Quasi-Periodic Formaldehyde Maser Flares in the Massive Protostellar Object IRAS18566+0408
E. D. Araya, P. Hofner, W. M. Goss, S. Kurtz, A. M. S. Richards, H., Linz, L. Olmi, M. Sewilo

TL;DR
This study reports the discovery of quasi-periodic formaldehyde maser flares in a massive protostellar object, revealing correlated variability with methanol masers and suggesting a link to periodic accretion in a young binary system.
Contribution
First detection of quasi-periodic formaldehyde maser flares in a massive star-forming region, with insights into their possible origin from binary accretion processes.
Findings
Discovered ~237-day periodic formaldehyde maser flares.

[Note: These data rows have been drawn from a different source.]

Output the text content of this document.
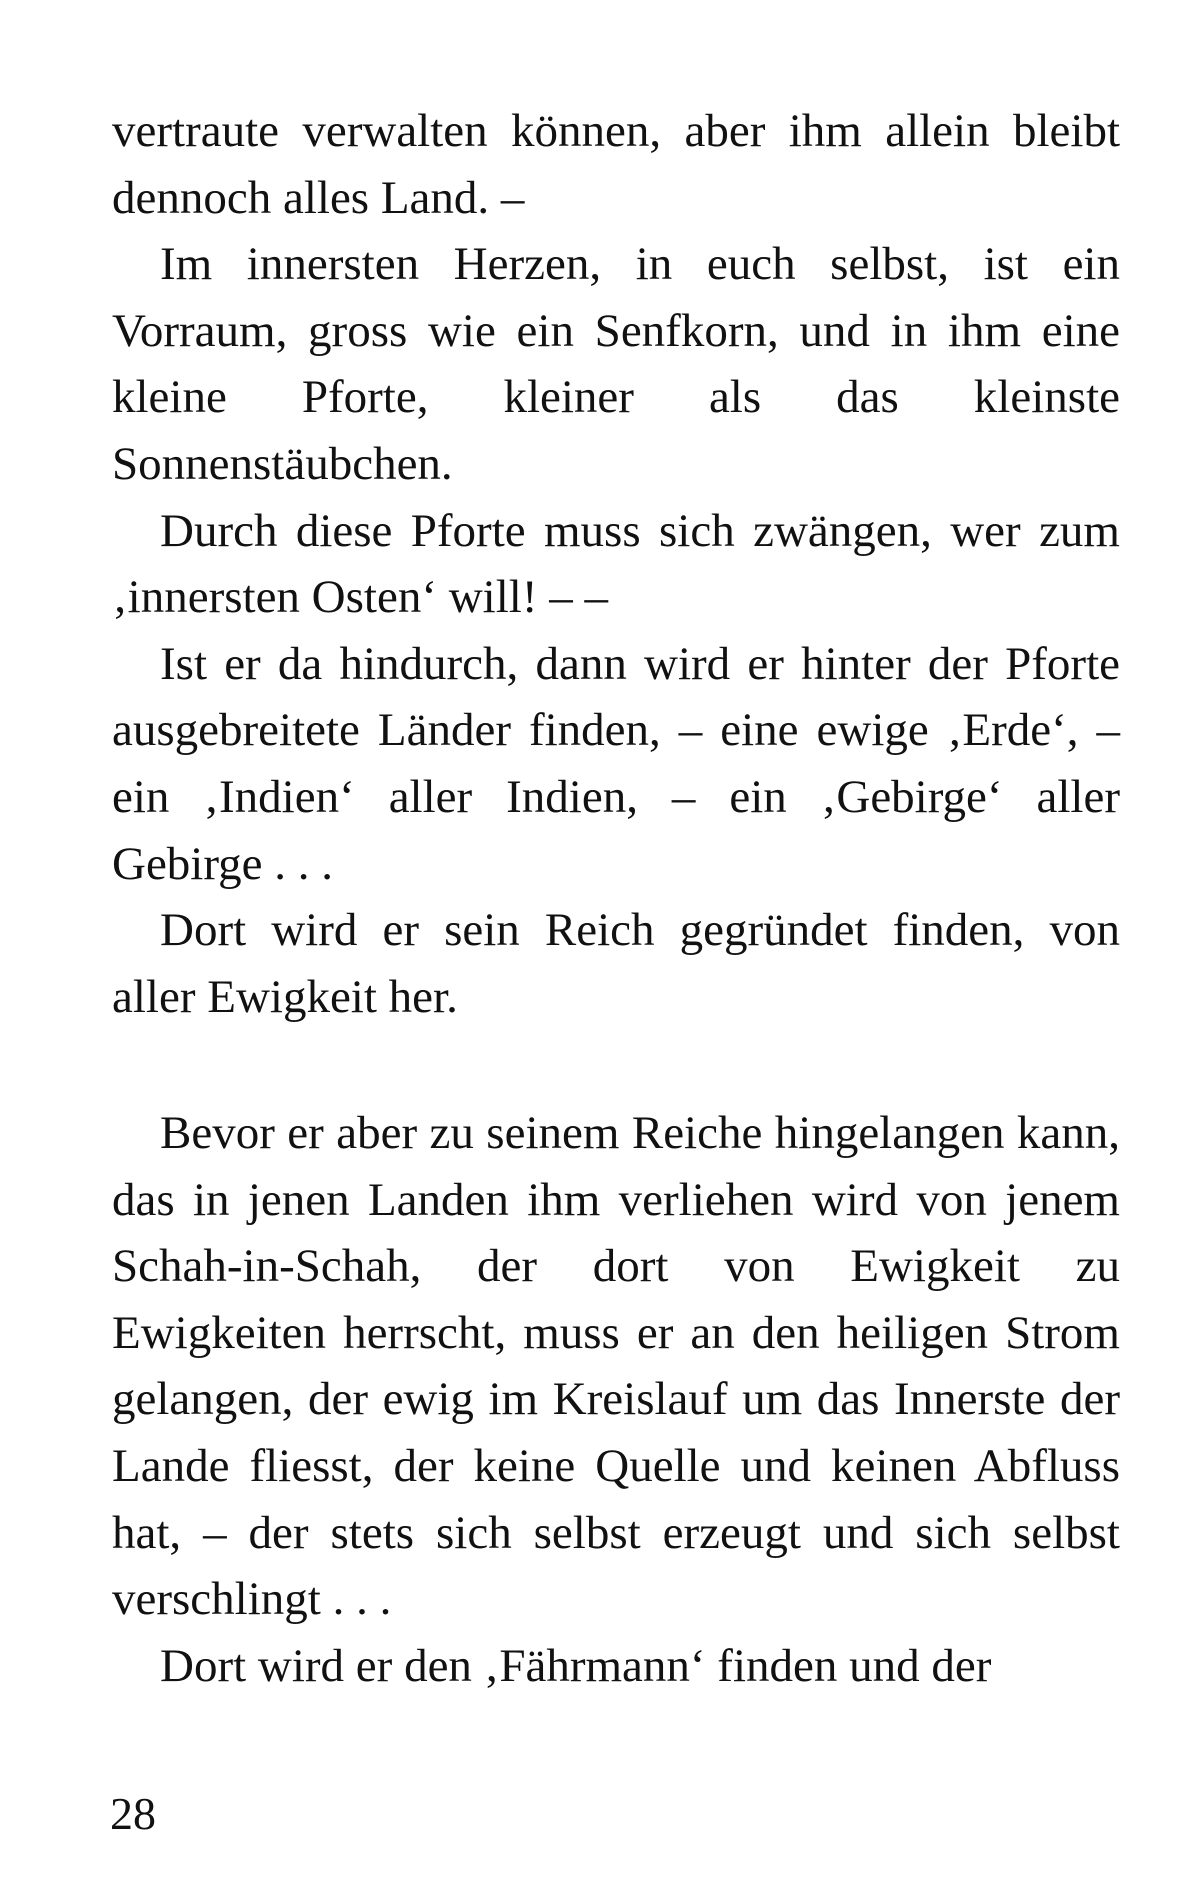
vertraute verwalten können, aber ihm allein bleibt dennoch alles Land. –

Im innersten Herzen, in euch selbst, ist ein Vorraum, gross wie ein Senfkorn, und in ihm eine kleine Pforte, kleiner als das kleinste Sonnenstäubchen.

Durch diese Pforte muss sich zwängen, wer zum ‚innersten Osten‘ will! – –

Ist er da hindurch, dann wird er hinter der Pforte ausgebreitete Länder finden, – eine ewige ‚Erde‘, – ein ‚Indien‘ aller Indien, – ein ‚Gebirge‘ aller Gebirge . . .

Dort wird er sein Reich gegründet finden, von aller Ewigkeit her.

Bevor er aber zu seinem Reiche hingelangen kann, das in jenen Landen ihm verliehen wird von jenem Schah-in-Schah, der dort von Ewigkeit zu Ewigkeiten herrscht, muss er an den heiligen Strom gelangen, der ewig im Kreislauf um das Innerste der Lande fliesst, der keine Quelle und keinen Abfluss hat, – der stets sich selbst erzeugt und sich selbst verschlingt . . .

Dort wird er den ‚Fährmann‘ finden und der

28
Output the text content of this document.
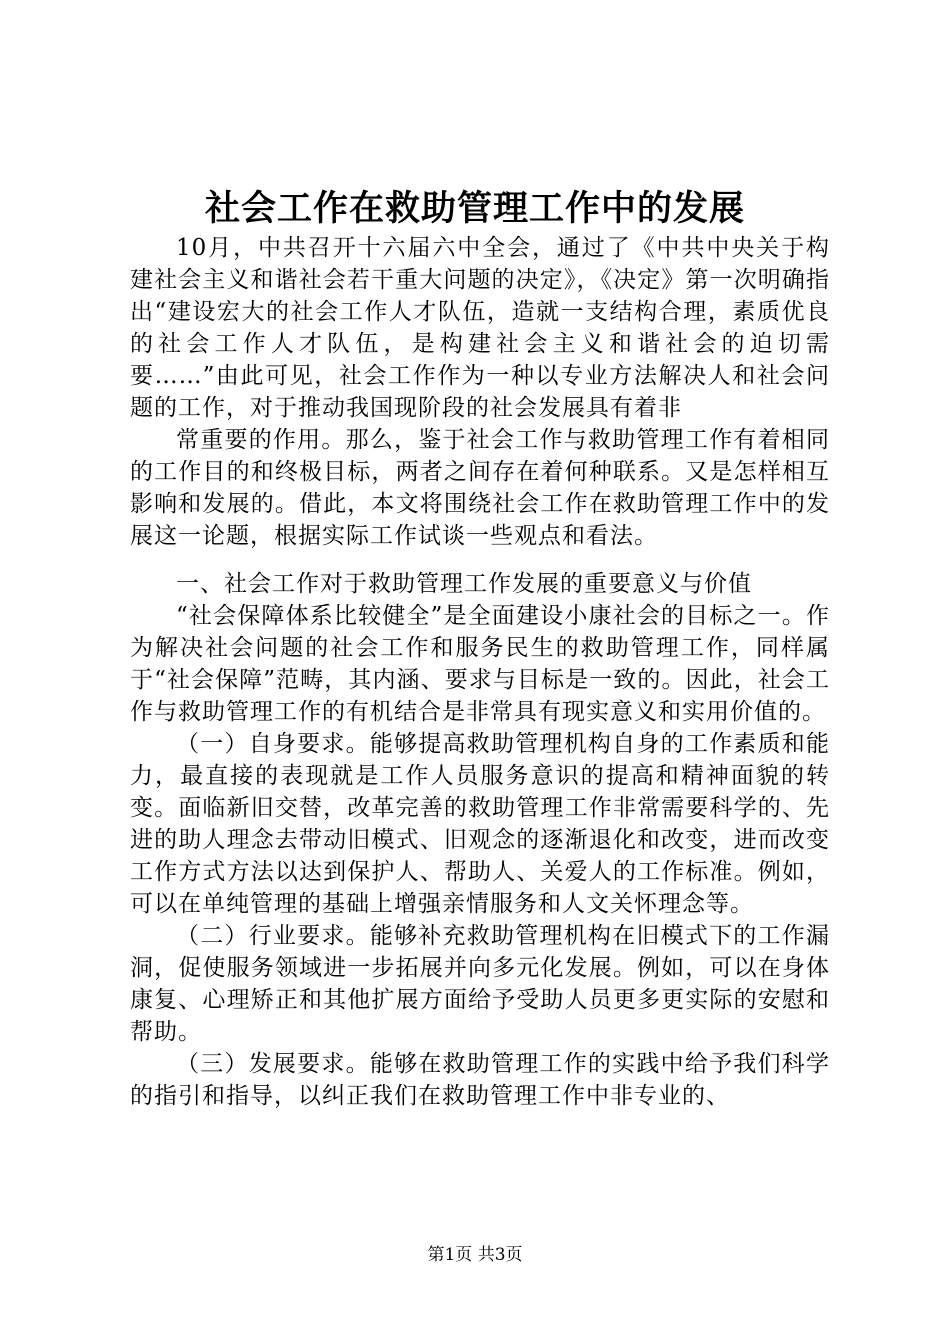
社会工作在救助管理工作中的发展

10月，中共召开十六届六中全会，通过了《中共中央关于构建社会主义和谐社会若干重大问题的决定》，《决定》第一次明确指出“建设宏大的社会工作人才队伍，造就一支结构合理，素质优良的社会工作人才队伍，是构建社会主义和谐社会的迫切需要……”由此可见，社会工作作为一种以专业方法解决人和社会问题的工作，对于推动我国现阶段的社会发展具有着非

常重要的作用。那么，鉴于社会工作与救助管理工作有着相同的工作目的和终极目标，两者之间存在着何种联系。又是怎样相互影响和发展的。借此，本文将围绕社会工作在救助管理工作中的发展这一论题，根据实际工作试谈一些观点和看法。

一、社会工作对于救助管理工作发展的重要意义与价值

“社会保障体系比较健全”是全面建设小康社会的目标之一。作为解决社会问题的社会工作和服务民生的救助管理工作，同样属于“社会保障”范畴，其内涵、要求与目标是一致的。因此，社会工作与救助管理工作的有机结合是非常具有现实意义和实用价值的。

（一）自身要求。能够提高救助管理机构自身的工作素质和能力，最直接的表现就是工作人员服务意识的提高和精神面貌的转变。面临新旧交替，改革完善的救助管理工作非常需要科学的、先进的助人理念去带动旧模式、旧观念的逐渐退化和改变，进而改变工作方式方法以达到保护人、帮助人、关爱人的工作标准。例如，可以在单纯管理的基础上增强亲情服务和人文关怀理念等。

（二）行业要求。能够补充救助管理机构在旧模式下的工作漏洞，促使服务领域进一步拓展并向多元化发展。例如，可以在身体康复、心理矫正和其他扩展方面给予受助人员更多更实际的安慰和帮助。

（三）发展要求。能够在救助管理工作的实践中给予我们科学的指引和指导，以纠正我们在救助管理工作中非专业的、

第1页 共3页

Found correlated variability between formaldehyde and methanol masers.
Flares likely caused by infrared radiation variations due to binary accretion.
Abstract
We report results of an extensive observational campaign of the 6 cm formaldehyde maser in the young massive stellar object IRAS18566+0408 (G37.55+0.20) conducted from 2002 to 2009. Using Arecibo, VLA, and GBT, we discovered quasi-periodic formaldehyde flares (P ~ 237 days). Based on Arecibo observations, we also discovered correlated variability between formaldehyde (H2CO) and methanol (CH3OH) masers. The H2CO and CH3OH masers are not spatially coincident, as demonstrated by different line velocities and high angular resolution MERLIN observations. The flares could be caused by variations in the infrared radiation field, possibly modulated by periodic accretion onto a young binary system.